In the results, you will find an image of the original document and a transcript of the vital details. The amount of detail in each transcript will depend on the context of the record and the condition and legibility of the original record. For further search tips and clarification about the transcription of these documents, view our search tips below.
Race – Please note that the terms used in historical records reflect attitudes and language at the time and may now be considered derogatory or offensive. This field is only available for individuals who were recorded as ‘black’, ‘negro’, or ‘mulatto’. See our search tips below for a further explanation of the descriptions found in this field.
Status – This field will provide you with an indication as to why your ancestor appears in these records. For example, there are arrival and departure lists, lists of all the names of people who have lived and died at specific forts over a period of time, lists of people who have deserted the forts, and much more.
Series and piece descriptions
Year range of the records
The digitised images may provide further details about your ancestor or give you more information about why their name appeared on this particular document. On the lists of the deceased, you may find your ancestor’s place of death. Other records may include your ancestor’s nationality or a description of your ancestor. For example, we can find multiple entries for Peter Cloice. Cloice arrived at Cape Coast Castle in 1734, and early records note that he was a soldier. However, later records beginning from 1741 describe him as a blind mulatto soldier receiving half pay. The final record for Peter Cloice (also spelt Cloyce) tells us that he died on 22 May 1766.
Use the previous and next arrows on either side of the image to browse through the records.
The records found in this collection are retained by The National Archives, part of their T 70 series Company of Royal Adventurers of England Trading with Africa and successors. They contain the names of thousands of individuals who travelled on board the Royal African Company’s ships to and from Africa as well as the names of those who lived and died at the numerous company forts.

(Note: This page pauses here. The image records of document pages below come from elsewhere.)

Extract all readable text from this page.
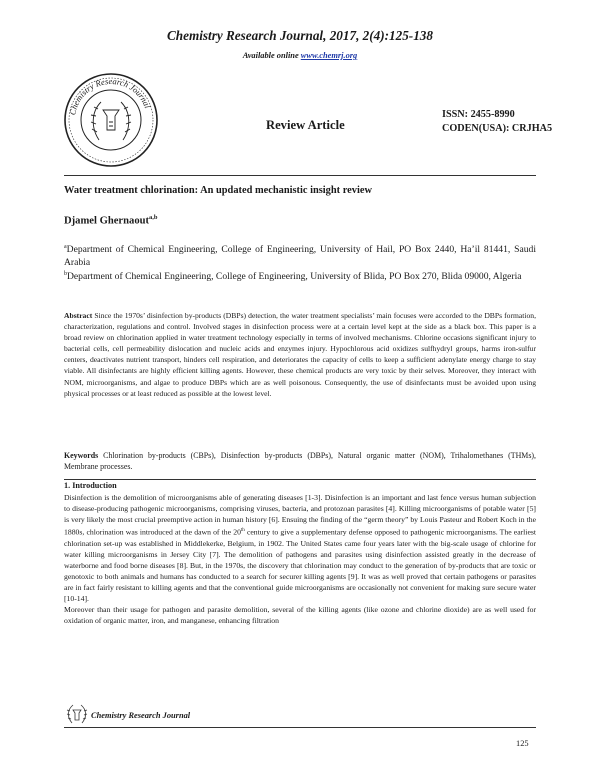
Chemistry Research Journal, 2017, 2(4):125-138
Available online www.chemrj.org
Chemistry Research Journal
Review Article
ISSN: 2455-8990
CODEN(USA): CRJHA5
Water treatment chlorination: An updated mechanistic insight review
Djamel Ghernaout$^{a,b}$
$^a$Department of Chemical Engineering, College of Engineering, University of Hail, PO Box 2440, Ha’il 81441, Saudi Arabia
$^b$Department of Chemical Engineering, College of Engineering, University of Blida, PO Box 270, Blida 09000, Algeria
Abstract Since the 1970s’ disinfection by-products (DBPs) detection, the water treatment specialists’ main focuses were accorded to the DBPs formation, characterization, regulations and control. Involved stages in disinfection process were at a certain level kept at the side as a black box. This paper is a broad review on chlorination applied in water treatment technology especially in terms of involved mechanisms. Chlorine occasions significant injury to bacterial cells, cell permeability dislocation and nucleic acids and enzymes injury. Hypochlorous acid oxidizes sulfhydryl groups, harms iron-sulfur centers, deactivates nutrient transport, hinders cell respiration, and deteriorates the capacity of cells to keep a sufficient adenylate energy charge to stay viable. All disinfectants are highly efficient killing agents. However, these chemical products are very toxic by their selves. Moreover, they interact with NOM, microorganisms, and algae to produce DBPs which are as well poisonous. Consequently, the use of disinfectants must be avoided upon using physical processes or at least reduced as possible at the lowest level.
Keywords Chlorination by-products (CBPs), Disinfection by-products (DBPs), Natural organic matter (NOM), Trihalomethanes (THMs), Membrane processes.
1. Introduction

Disinfection is the demolition of microorganisms able of generating diseases [1-3]. Disinfection is an important and last fence versus human subjection to disease-producing pathogenic microorganisms, comprising viruses, bacteria, and protozoan parasites [4]. Killing microorganisms of potable water [5] is very likely the most crucial preemptive action in human history [6]. Ensuing the finding of the “germ theory” by Louis Pasteur and Robert Koch in the 1880s, chlorination was introduced at the dawn of the 20th century to give a supplementary defense opposed to pathogenic microorganisms. The earliest chlorination set-up was established in Middlekerke, Belgium, in 1902. The United States came four years later with the big-scale usage of chlorine for water killing microorganisms in Jersey City [7]. The demolition of pathogens and parasites using disinfection assisted greatly in the decrease of waterborne and food borne diseases [8]. But, in the 1970s, the discovery that chlorination may conduct to the generation of by-products that are toxic or genotoxic to both animals and humans has conducted to a search for securer killing agents [9]. It was as well proved that certain pathogens or parasites are in fact fairly resistant to killing agents and that the conventional guide microorganisms are occasionally not convenient for making sure secure water [10-14].

Moreover than their usage for pathogen and parasite demolition, several of the killing agents (like ozone and chlorine dioxide) are as well used for oxidation of organic matter, iron, and manganese, enhancing filtration

Chemistry Research Journal
125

The Royal African Company was a mercantile company from 1660 until it was dissolved in 1750. The company was first incorporated as the Company of Royal Adventurers Trading to Africa. Then it was reconstituted in 1672 as the Royal African Company of England. The Royal African Company held a monopoly over trade in West Africa. Until the 1730s, the company participated mainly in the slave trade to the British colonies. The Royal African Company was a crucial part of the transatlantic slave trade. The transatlantic slave trade was an abominable part of world history. It was a system that enslaved millions of African men, women, and children over several centuries. After years of campaigning for the abolition of slavery, the slave trade was abolished in Britain in 1807.
Since its formation, the Royal African Company established forts and trading posts along the African coast. The company set up its headquarters at Cape Coast Castle on the Gold Coast (modern-day Ghana). They brought traders, merchants, miners, carpenters, native interpreters, and even distillers to build their forts and African trading posts. You will also find the names of thousands of British soldiers who travelled with the company. From Africa, the company brought men, women, and children as slaves to the colonies, as well as gold, wax, and ivory. After the Royal African Company lost its monopoly of the slave trade, it focused its attention on the ivory and gold markets.

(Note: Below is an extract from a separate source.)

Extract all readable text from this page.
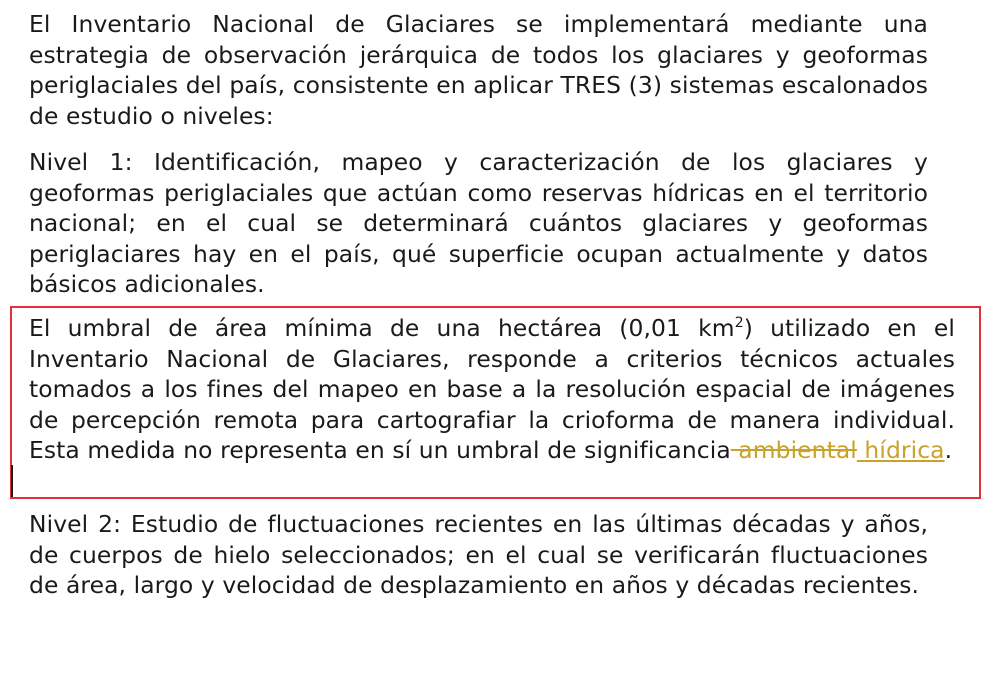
El Inventario Nacional de Glaciares se implementará mediante una estrategia de observación jerárquica de todos los glaciares y geoformas periglaciales del país, consistente en aplicar TRES (3) sistemas escalonados de estudio o niveles:

Nivel 1: Identificación, mapeo y caracterización de los glaciares y geoformas periglaciales que actúan como reservas hídricas en el territorio nacional; en el cual se determinará cuántos glaciares y geoformas periglaciares hay en el país, qué superficie ocupan actualmente y datos básicos adicionales.

El umbral de área mínima de una hectárea (0,01 $km^2$) utilizado en el Inventario Nacional de Glaciares, responde a criterios técnicos actuales tomados a los fines del mapeo en base a la resolución espacial de imágenes de percepción remota para cartografiar la crioforma de manera individual. Esta medida no representa en sí un umbral de significancia ambiental hídrica.

Nivel 2: Estudio de fluctuaciones recientes en las últimas décadas y años, de cuerpos de hielo seleccionados; en el cual se verificarán fluctuaciones de área, largo y velocidad de desplazamiento en años y décadas recientes.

Please note that the terms used in historical records reflect attitudes and language at the time and may now be considered derogatory or offensive
The transcripts reflect the 17th and 18th century’s practice of describing non-white European individuals as ‘black’, ‘negro’, or ‘mulatto’. The transcripts will not include a race field if it was not explicitly noted in the original records.
Researchers may use the Race field to find those individuals identified in the transcripts as ‘black’, ‘negro’, or ‘mulatto’. Note that we have standardised the spelling of ‘mulatto’, which is spelt in various different ways in the original records. The original records contain all three of the foregoing terms and, while the distinction between black and mulatto is generally adhered to, sometimes the terms are used interchangeably – the same man may be described as mulatto and black/negro in different records.
Not all black or mulatto individuals are described as such – sometimes the records (or the transcripts) are silent in this respect. Therefore, if you find a man by searching, without a name, for the search term “mulatto”, for instance, you would then want to repeat your search under his name, removing the search term “mulatto”, to fetch all possible references to him
Where an individual is given only one name in the original record, this name has been transcribed in the first name field.
The spelling of West African names are likely to vary.
Where possible, forenames have been partly standardised (and abbreviations expanded). Surnames are mostly shown with their original transcription.
Freemen of the company can be found by selecting ‘freemen of the company’ under status or by searching the occupation field for Bristol/Liverpool/London merchant.
Occupations have been standardised and their abbreviations expanded where possible. For example, “sergeant” is spelt many ways but has been attributed a single spelling in the transcripts.
The fort field includes two places called James Fort and Fort James. One fort is in Accra and the other on James Island in the River Gambia. It is not always possible to distinguish one from the other; therefore, there are four values in the dropdown list for these two places.
Other than James Fort mentioned above, the names of forts have been standardised where possible, mostly to their modern names.
Note that ‘Guinea’ covers a very large area and isn't the same as modern Guinea-Bissau.